Alrighty, okay the next question is about orthopedics, casting and strapping codes. “Please review casting and strapping coding. I get confused as to when it is bundled and when it is isn’t.”
Orthopedics, Casting and Strapping Codes VIDEO
Laureen: Okay so I took this right from the guidelines. That’s how I like to teach versus you know, I view textbooks and exercises as important. But I like to teach from the manuals because that’s what you’re taking into the board exam. So I could have made a slide and paraphrased this and you know, done that. But I’d like to bring you right to the book because this is where you should be making your notes to jog your memory of you know, certain key principles.
So this in the musculoskeletal system, toward the end of the chapter. It’s just before all of the scopes. Now, part of surgery is that all surgery codes are subject to the global package. And for me, when I was a new coder, it really… that was a hard concept for me to get because you know, I’m thinking fracture care where they did not cut you open or do anything like that was still subject to a global period of 90 days usually. So you know, we’ve talked about in previous webinars you know, the global package and if that’s something you guys want me to review again. Certainly put your question in on the forum and you know, we can go ahead and go into more detail.
But sufficely to say for fracture care, if you’re doing the one that has a 90 day global period, part of that is often times going to be initial casting and strapping. That’s bundled in. So the global package includes that pre-op thing. In the case of fracture care, that doesn’tr eally apply. The service itself or the surgery itself and then the follow up period which is for major surgeries, is about 90 days. Some are 0 days, some are 10 days and some of your private pairs have even longer than 90 days. But your average is 90 days.
So picture the patient coming in and the doctor doing something to manipulate the fracture, put it back in place or you know, do some tration or whatever. He or she is going to code that CPT code that includes the initical casting and strapping. Where we go wrong as coders is we feel that every subsequent cast because as you know, people normally need at least one cast change especially if it’s for a kid before they’re outside of that global period or before the cast comes off for good. Because that is not predictable you know, if AMA can package it, they will. But because they cannot predict how many times someone’s going to need a cast change, that is allowed to be billed separately.
And that’s what this paragraph is saying. The listed procedures for the cast and strapping apply when the cast application or strapping is a replacement procedure, not initial. Used during or after the period of follow up care or when the cast application or strapping is an initial service performed without restorative treatement. So that second part means there is no doctor that’s billing the global code, the code that has a global period. All they’re doing is applying a cast or strapping. That is the treatment, that’s it. The end. Then they’re allowed to obviously code that on its own. Okay so the mistake that a lot of new coders make is maybe they’re coming in a month later, 6 weeks later and having their cast changed. And they feel that that’s bundled into the global period and they can’t bill for it. According to these guidelines, that’s not true. You can go ahead and bill for that.
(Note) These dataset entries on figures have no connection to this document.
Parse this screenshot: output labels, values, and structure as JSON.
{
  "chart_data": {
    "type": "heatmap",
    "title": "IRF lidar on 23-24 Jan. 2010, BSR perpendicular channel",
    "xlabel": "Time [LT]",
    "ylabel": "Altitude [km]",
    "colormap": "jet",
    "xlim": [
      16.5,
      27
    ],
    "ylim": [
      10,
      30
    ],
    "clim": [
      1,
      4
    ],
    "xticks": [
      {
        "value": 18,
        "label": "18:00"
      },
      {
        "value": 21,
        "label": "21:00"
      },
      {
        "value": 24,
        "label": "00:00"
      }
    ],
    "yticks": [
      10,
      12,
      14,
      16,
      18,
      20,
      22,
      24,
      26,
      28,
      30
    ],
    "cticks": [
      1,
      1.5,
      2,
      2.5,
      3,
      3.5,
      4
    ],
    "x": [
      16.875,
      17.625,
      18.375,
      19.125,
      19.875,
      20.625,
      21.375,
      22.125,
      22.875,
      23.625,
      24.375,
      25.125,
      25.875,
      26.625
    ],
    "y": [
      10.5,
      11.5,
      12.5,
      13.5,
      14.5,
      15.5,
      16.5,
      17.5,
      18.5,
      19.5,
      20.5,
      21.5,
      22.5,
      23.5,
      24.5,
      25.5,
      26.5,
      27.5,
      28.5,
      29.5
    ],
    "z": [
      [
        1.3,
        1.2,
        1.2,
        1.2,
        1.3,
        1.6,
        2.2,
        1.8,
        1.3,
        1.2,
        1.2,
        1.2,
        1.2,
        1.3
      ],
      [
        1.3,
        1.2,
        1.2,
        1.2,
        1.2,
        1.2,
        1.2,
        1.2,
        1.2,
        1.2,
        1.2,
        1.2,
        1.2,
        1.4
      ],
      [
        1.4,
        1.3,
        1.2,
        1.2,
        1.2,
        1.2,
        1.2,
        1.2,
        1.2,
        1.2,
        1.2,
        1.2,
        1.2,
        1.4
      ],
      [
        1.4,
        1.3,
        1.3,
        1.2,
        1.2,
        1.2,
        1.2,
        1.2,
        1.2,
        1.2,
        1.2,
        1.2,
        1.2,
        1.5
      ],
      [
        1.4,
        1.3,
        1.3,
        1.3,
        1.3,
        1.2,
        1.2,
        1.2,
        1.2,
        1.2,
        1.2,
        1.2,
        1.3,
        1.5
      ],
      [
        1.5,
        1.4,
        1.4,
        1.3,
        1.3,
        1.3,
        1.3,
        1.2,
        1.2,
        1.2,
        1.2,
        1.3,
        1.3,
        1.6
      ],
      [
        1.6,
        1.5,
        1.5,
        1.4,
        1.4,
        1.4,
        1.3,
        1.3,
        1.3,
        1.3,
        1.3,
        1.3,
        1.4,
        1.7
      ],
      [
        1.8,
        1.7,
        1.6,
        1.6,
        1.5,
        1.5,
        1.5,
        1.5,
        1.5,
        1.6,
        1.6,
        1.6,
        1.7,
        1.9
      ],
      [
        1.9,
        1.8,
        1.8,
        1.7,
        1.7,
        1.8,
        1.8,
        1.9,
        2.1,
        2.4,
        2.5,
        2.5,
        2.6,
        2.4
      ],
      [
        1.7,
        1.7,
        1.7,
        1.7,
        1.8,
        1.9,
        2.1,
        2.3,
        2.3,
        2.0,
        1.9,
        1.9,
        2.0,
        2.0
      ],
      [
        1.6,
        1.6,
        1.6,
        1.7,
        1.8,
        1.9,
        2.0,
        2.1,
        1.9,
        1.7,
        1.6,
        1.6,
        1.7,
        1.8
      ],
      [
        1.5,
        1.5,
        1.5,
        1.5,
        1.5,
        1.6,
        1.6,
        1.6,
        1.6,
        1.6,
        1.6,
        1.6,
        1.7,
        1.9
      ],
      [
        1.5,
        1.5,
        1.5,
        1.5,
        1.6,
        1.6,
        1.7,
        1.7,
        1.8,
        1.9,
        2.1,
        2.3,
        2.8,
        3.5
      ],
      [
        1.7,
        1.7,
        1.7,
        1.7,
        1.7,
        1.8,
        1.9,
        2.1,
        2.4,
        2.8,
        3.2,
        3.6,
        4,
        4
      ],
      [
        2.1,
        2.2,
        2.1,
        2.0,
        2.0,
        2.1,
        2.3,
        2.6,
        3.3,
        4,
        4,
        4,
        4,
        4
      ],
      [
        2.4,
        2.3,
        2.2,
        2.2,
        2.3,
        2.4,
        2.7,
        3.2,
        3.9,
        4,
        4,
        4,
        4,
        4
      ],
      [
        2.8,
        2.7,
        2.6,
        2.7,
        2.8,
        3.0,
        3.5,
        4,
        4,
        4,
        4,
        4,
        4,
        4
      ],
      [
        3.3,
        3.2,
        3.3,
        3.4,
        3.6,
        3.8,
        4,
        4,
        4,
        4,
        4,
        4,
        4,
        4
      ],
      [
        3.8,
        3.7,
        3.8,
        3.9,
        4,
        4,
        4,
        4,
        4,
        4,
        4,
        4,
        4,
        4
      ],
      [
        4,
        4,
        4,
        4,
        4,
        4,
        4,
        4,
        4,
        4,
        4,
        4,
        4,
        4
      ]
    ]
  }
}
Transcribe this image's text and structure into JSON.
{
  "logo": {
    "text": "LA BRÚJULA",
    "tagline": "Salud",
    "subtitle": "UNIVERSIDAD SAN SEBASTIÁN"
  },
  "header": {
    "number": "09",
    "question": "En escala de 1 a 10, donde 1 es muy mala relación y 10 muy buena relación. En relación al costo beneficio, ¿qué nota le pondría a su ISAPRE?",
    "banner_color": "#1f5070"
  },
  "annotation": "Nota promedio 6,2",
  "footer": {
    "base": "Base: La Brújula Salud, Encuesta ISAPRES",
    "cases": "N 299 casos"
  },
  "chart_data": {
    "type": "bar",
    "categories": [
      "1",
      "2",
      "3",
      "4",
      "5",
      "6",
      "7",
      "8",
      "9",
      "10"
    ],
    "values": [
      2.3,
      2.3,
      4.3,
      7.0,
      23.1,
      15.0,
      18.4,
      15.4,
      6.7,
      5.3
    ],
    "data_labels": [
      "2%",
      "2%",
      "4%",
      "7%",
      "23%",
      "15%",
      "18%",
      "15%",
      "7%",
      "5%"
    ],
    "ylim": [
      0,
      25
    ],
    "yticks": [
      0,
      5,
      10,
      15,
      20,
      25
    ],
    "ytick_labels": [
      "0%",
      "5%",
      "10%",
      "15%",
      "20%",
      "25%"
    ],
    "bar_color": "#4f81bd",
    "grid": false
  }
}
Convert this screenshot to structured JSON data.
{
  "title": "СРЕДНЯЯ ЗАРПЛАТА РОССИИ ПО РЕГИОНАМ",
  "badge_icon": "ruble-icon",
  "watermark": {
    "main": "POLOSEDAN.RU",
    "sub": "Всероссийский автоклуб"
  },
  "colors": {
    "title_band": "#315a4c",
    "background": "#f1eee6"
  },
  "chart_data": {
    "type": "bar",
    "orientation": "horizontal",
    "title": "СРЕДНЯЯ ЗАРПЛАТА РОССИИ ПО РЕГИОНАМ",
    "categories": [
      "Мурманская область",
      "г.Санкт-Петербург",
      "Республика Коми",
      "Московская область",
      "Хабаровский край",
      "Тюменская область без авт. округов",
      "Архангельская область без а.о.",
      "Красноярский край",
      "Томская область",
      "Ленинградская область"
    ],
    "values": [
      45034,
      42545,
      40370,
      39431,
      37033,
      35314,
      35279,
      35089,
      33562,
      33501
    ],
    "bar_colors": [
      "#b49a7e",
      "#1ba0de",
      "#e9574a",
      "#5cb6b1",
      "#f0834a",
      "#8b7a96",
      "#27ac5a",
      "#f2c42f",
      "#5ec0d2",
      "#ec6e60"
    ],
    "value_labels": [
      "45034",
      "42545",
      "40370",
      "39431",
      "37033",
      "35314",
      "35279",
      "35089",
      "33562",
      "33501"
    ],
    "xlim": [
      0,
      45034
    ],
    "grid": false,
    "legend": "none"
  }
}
Now another question that comes up is sometimes… and if you think of an ER where typically that’s where the person is probably going to be seen initially. They do an xray, yeah it’s fractured. Rather than them do the restorative treatment because that’s not their specialty, they will temporarily cast it or strap it and say, “You need to go see an orthopedic doctor and they’ll do it and follow you for the follow up visits.” So they’ll do an initial cast and strap. But if they don’t assume the subsequent care like the specialist would, it’s okay for them to go ahead and bill that. And it’s okay for the subsequent specialist to go ahead and you know, include the initial casting and strapping in their restorative treatment code. But the repeat ones or the change, the cast changes, they can bill for separaely.
Okay, another important thing to understand with casting and strapping codes in CPT, it’s not talking about the product. It’s not talking about the actual cast material or strapping material. You’re going to bill that with HCPCS codes or the you know, universal suply code in CPT, 90… what was that? It went out of my head. 99070. Probably HCPCS if your payor accepts it. So keep that in mind. This is for the service of applying the cast or strapping, not for the cast or strapping material itself. Okay so hopefully that overview will help you with that.